Freud et la télépathie

L’attitude de Freud vis à vis des phénomènes paranormaux est passée par trois phases. Jusqu’en 1910, il affiche un scepticisme total. Mais, à partir de cette date, il change d’opinion. Sous l’influence de Jung et de Ferenczi, il en vient à accepter l’idée d’un noyau de vérité des faits dits occultes, qui serait constitué par la télépathie, tous les autres phénomènes allégués relevant de projections de l’inconscient.

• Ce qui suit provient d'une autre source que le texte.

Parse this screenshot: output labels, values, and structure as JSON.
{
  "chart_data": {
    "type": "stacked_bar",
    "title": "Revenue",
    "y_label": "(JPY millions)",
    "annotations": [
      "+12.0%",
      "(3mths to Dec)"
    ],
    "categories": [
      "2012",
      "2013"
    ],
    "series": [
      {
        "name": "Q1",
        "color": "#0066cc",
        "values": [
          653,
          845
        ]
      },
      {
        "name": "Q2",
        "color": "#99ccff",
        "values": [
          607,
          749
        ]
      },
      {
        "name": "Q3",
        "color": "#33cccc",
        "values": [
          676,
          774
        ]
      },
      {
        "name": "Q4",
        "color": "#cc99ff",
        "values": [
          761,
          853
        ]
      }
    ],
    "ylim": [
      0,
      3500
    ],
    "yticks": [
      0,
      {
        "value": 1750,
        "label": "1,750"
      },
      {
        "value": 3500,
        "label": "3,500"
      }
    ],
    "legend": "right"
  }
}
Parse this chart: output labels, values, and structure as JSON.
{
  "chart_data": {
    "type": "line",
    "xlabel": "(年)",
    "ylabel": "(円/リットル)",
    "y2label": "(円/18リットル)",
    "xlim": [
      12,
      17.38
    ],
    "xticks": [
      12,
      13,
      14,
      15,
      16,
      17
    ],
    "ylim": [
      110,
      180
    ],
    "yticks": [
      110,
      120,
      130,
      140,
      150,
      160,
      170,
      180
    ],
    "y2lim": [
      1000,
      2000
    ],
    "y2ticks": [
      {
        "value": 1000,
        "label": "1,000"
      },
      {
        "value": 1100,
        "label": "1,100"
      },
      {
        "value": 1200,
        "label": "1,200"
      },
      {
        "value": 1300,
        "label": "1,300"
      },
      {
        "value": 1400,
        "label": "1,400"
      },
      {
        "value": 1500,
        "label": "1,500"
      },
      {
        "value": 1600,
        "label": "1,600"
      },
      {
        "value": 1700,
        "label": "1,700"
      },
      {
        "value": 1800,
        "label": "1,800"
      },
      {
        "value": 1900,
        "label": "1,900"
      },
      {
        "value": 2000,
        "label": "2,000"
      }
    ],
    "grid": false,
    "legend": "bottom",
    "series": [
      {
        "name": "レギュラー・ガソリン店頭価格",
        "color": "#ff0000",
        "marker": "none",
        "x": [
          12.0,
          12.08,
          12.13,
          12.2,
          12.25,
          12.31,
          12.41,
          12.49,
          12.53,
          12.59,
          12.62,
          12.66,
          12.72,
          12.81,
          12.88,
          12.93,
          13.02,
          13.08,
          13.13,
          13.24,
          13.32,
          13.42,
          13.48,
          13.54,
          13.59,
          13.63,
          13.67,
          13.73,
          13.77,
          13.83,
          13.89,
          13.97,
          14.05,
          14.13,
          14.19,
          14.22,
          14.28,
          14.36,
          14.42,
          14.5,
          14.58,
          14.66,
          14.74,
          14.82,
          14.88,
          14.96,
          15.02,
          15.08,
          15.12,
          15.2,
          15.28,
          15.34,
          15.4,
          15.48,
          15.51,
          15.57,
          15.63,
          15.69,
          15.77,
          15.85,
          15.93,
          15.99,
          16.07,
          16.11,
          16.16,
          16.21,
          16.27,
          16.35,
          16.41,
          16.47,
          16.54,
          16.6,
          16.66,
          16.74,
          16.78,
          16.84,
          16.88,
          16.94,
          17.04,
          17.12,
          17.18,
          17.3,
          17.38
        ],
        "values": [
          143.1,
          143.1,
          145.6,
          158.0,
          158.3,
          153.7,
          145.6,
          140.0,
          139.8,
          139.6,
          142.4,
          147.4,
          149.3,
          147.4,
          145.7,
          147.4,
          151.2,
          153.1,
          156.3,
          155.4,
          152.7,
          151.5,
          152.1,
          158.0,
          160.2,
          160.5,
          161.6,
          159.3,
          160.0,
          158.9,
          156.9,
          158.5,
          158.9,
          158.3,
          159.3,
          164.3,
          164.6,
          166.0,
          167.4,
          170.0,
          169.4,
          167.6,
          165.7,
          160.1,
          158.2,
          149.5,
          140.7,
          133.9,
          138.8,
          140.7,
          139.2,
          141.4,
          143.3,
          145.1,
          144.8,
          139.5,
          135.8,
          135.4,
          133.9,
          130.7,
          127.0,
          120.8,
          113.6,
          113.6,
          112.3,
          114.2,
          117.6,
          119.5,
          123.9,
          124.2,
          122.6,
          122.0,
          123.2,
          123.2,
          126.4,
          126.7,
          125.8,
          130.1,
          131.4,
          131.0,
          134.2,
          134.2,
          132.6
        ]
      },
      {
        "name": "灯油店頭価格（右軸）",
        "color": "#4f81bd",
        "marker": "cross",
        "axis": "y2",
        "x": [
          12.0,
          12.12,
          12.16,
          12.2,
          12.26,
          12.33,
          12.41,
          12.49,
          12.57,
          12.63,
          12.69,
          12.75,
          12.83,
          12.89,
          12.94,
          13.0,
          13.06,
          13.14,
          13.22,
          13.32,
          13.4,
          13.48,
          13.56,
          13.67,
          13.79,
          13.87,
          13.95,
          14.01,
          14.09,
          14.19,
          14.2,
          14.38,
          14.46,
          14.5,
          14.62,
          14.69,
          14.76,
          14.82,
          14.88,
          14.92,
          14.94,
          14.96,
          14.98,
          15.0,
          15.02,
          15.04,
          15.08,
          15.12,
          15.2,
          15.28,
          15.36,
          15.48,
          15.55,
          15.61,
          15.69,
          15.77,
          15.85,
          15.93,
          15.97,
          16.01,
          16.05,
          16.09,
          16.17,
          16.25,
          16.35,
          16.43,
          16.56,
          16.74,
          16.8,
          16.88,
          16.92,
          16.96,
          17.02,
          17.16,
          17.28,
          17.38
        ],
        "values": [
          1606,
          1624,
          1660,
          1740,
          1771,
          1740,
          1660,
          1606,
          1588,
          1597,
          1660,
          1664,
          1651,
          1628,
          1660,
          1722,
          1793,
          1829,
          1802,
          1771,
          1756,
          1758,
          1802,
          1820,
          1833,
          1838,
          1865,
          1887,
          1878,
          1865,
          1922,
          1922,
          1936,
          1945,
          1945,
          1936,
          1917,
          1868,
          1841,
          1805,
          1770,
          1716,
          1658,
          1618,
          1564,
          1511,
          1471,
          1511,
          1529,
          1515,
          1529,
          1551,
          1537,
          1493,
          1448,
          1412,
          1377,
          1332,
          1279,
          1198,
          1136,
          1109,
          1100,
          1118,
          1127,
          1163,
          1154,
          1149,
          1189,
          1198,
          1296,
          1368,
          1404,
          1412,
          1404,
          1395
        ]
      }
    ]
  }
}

Mais cette évolution n’est pas rendue publique et il ne publie rien sur cette question. La troisième phase débute en 1921. A partir de cette date Freud a acquis la certitude de la réalité de la télépathie, au point de s’engager publiquement. Ainsi, cette année là, il écrit à Carrington cette déclaration surprenante :

« Si je me trouvais au début de ma carrière scientifique au lieu d’être à sa fin, je ne choisirais peut-être pas d’autre domaine de recherches, en dépit de toutes les difficultés qu’il représente. » (Correspondance, 1873-1939, Gallimard,1966, p. 364)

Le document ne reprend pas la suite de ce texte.